Raffensperger initiated the recount last week, saying it was necessary to restore voter confidence in the 2020 election results.
“This will help build confidence. It will be an audit, a recount and a recanvas all at once,” Raffensperger said at the press conference. “It will be a heavy lift.”
The secretary of state had said just days after the election that the state was headed for a recount because the presidential race was so close.
“Right now, Georgia remains too close to call,” Raffensperger said at a news conference on Nov. 6. “Out of approximately 5 million votes cast, we will have a margin of a few thousand. The focus for our office and for the county election officials for now remains on making sure that every legal is counted and recorded accurately.”

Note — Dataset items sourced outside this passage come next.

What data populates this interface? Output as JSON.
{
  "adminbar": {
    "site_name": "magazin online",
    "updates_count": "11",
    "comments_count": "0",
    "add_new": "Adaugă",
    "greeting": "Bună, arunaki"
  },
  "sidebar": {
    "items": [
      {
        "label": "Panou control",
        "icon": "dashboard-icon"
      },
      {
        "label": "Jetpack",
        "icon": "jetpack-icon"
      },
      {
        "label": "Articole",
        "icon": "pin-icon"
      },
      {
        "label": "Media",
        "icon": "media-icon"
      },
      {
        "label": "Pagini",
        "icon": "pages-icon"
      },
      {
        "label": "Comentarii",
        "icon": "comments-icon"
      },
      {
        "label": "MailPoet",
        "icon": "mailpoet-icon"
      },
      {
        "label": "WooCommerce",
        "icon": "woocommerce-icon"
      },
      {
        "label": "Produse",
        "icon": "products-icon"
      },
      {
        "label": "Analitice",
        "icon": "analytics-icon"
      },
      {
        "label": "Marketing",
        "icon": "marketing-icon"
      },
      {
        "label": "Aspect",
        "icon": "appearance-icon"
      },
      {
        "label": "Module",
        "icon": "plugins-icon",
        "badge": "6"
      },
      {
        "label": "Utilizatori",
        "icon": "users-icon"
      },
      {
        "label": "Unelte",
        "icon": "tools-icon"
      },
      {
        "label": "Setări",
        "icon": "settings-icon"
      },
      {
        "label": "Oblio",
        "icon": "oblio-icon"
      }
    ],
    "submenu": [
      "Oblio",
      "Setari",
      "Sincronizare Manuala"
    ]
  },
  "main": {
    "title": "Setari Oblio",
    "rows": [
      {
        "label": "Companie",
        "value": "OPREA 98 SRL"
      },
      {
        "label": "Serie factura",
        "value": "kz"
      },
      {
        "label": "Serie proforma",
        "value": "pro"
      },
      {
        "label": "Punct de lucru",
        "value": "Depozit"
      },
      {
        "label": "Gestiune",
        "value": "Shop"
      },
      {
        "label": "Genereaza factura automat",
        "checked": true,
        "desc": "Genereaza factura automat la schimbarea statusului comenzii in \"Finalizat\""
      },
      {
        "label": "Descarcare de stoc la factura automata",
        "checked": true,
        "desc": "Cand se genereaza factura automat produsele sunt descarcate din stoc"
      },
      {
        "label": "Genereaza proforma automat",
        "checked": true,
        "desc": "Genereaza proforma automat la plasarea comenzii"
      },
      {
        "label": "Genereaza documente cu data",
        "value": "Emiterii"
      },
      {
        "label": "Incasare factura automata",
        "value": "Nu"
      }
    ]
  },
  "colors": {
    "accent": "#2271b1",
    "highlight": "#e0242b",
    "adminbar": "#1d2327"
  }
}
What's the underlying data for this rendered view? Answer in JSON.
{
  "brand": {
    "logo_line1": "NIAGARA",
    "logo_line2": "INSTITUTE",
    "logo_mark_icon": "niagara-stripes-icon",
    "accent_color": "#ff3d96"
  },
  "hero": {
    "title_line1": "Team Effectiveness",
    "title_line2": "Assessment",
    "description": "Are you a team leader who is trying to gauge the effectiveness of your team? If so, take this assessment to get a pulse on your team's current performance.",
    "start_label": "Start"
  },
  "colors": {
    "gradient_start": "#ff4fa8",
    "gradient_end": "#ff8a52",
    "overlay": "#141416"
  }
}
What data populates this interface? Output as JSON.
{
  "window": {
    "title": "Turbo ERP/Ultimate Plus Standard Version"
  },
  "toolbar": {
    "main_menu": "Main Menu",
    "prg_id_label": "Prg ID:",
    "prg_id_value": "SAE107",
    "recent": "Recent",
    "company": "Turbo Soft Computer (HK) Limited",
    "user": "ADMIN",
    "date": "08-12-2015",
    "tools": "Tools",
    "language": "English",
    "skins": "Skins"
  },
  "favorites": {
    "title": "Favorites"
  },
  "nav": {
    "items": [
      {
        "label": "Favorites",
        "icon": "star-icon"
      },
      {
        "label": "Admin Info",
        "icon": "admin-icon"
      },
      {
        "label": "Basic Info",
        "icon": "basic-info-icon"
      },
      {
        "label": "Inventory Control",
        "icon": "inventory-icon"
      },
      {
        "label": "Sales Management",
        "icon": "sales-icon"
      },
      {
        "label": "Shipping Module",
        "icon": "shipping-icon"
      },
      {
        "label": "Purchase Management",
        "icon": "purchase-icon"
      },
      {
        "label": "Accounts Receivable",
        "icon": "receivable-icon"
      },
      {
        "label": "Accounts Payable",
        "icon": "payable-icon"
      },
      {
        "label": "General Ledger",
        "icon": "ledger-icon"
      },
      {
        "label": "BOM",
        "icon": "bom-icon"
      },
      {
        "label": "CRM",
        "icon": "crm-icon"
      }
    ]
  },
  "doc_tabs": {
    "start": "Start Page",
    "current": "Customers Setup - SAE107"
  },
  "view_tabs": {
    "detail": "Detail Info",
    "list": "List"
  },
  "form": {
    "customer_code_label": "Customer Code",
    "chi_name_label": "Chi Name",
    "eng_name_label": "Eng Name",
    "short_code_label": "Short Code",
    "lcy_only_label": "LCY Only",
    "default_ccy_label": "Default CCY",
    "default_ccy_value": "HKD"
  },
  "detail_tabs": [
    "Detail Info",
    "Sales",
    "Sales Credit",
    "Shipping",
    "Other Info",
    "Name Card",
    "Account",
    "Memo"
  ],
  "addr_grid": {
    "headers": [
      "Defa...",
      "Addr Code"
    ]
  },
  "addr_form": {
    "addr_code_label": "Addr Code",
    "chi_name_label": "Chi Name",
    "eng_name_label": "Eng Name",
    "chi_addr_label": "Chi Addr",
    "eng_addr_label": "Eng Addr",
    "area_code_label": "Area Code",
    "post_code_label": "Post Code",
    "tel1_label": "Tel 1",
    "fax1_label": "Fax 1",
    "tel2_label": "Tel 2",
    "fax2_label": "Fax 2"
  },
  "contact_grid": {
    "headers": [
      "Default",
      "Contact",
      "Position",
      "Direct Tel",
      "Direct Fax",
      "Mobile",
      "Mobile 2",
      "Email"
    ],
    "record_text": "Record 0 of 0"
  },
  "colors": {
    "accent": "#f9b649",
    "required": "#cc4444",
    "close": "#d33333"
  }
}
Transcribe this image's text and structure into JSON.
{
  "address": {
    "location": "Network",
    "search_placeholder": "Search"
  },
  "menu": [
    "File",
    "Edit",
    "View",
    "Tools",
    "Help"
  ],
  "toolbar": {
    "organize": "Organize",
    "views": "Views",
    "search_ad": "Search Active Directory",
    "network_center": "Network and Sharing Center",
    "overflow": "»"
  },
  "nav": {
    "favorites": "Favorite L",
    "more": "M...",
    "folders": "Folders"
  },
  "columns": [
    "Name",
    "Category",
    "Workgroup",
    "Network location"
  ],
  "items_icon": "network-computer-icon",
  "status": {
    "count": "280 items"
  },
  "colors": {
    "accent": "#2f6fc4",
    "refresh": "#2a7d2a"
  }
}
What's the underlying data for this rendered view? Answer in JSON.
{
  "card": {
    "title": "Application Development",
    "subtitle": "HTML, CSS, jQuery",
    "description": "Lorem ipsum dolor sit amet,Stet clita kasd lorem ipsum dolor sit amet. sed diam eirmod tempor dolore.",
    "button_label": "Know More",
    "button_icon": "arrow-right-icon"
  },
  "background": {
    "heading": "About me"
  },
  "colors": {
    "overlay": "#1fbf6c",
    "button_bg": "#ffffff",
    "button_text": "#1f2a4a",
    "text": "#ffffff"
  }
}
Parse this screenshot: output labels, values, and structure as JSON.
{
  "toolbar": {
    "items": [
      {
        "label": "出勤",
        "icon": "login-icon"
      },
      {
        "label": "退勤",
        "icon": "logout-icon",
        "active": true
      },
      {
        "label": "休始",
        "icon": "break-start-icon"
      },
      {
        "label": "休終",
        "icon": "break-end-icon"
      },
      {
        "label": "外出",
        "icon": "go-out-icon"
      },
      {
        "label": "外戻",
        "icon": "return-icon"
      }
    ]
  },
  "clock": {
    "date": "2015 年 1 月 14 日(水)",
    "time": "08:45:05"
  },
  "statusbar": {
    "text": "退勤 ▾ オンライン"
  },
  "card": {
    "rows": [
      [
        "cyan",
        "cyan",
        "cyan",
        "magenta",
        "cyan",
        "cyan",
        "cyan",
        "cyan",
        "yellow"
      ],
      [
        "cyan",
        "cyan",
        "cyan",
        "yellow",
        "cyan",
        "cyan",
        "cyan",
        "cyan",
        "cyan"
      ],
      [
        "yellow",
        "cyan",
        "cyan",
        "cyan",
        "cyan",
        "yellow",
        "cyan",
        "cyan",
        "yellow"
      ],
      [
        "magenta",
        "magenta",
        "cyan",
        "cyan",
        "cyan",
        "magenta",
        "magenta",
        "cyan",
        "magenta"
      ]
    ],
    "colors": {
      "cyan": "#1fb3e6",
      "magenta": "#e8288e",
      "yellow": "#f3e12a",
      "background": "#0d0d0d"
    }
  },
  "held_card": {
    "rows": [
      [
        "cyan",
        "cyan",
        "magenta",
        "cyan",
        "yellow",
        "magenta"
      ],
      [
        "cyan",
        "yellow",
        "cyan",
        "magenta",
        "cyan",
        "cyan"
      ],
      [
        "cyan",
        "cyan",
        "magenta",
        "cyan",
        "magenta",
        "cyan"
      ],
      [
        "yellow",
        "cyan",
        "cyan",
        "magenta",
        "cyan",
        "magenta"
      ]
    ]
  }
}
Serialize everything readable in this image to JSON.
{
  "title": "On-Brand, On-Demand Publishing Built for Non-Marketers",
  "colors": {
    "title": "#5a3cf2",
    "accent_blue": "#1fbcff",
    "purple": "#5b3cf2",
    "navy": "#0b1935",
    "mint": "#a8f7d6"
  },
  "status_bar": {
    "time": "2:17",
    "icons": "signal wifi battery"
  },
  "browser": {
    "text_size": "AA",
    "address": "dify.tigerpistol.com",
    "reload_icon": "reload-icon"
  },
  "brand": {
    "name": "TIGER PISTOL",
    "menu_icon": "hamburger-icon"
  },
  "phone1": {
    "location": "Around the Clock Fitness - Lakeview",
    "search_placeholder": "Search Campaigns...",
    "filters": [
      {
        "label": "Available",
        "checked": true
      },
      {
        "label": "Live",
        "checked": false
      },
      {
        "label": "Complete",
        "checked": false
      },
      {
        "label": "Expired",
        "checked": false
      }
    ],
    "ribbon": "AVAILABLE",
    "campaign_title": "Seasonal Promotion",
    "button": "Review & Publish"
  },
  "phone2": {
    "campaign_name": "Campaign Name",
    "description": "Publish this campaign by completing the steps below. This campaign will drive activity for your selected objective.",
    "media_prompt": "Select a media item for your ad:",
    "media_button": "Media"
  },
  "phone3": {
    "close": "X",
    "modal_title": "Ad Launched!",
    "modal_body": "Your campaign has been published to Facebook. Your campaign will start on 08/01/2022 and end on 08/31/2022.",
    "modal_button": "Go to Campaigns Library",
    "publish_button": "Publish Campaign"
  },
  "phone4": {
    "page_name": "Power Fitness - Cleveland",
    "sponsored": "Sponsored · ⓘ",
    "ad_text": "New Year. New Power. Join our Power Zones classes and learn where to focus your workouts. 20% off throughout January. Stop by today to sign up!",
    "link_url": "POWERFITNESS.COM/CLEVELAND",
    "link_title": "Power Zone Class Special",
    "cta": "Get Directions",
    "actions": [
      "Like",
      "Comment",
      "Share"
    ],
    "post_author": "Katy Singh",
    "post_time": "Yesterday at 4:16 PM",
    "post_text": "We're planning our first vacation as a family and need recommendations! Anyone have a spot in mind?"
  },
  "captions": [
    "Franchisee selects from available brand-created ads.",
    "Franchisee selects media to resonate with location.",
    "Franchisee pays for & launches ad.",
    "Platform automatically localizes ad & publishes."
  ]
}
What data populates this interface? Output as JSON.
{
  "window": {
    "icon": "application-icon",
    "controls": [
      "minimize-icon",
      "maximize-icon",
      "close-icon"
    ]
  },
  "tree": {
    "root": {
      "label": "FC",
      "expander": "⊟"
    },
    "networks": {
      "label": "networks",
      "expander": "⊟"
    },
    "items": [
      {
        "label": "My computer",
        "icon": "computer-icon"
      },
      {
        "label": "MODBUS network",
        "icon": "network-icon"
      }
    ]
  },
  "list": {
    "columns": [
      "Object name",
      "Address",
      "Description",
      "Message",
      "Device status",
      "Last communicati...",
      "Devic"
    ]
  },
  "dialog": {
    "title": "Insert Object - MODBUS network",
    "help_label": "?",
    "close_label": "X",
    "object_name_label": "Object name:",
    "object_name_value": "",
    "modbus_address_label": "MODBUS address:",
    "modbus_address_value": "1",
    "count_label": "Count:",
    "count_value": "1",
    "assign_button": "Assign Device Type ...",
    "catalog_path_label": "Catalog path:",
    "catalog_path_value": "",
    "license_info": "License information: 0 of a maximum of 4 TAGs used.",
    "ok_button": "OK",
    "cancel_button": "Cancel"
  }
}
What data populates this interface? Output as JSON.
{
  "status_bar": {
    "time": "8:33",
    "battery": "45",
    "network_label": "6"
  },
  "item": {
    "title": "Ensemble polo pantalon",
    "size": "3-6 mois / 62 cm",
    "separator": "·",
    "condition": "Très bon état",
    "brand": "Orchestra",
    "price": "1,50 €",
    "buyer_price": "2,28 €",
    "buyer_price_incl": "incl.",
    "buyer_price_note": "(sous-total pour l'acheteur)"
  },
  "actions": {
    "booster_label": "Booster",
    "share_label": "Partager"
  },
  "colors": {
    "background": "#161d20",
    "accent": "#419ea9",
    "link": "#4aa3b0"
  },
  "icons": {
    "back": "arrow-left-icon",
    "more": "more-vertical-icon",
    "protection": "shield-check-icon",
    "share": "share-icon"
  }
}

Raffensperger has had a rocky election season and taken heated criticism from GOP and Democratic politicians and candidates running for election in Georgia. On Nov. 9, both of Georgia’s GOP senators, Kelly Loeffler and Perdue, echoed their Democratic challengers’ calls that Raffensperger should resign over errors in the state’s election process.
“While blame certainly lies elsewhere as well, the buck ultimately stops with the Secretary of State. The mismanagement and lack of transparency from the Secretary of State is unacceptable. Honest elections are paramount to the foundations of our democracy,” Loeffler and Perdue said in a joint statement. “The Secretary of State has failed to deliver honest and transparent elections. He has failed the people of Georgia, and he should step down immediately.”
Raffensperger hit back at the senators in his own statement, saying, “that is not going to happen. The voters of Georgia hired me, and the voters will be the one to fire me.”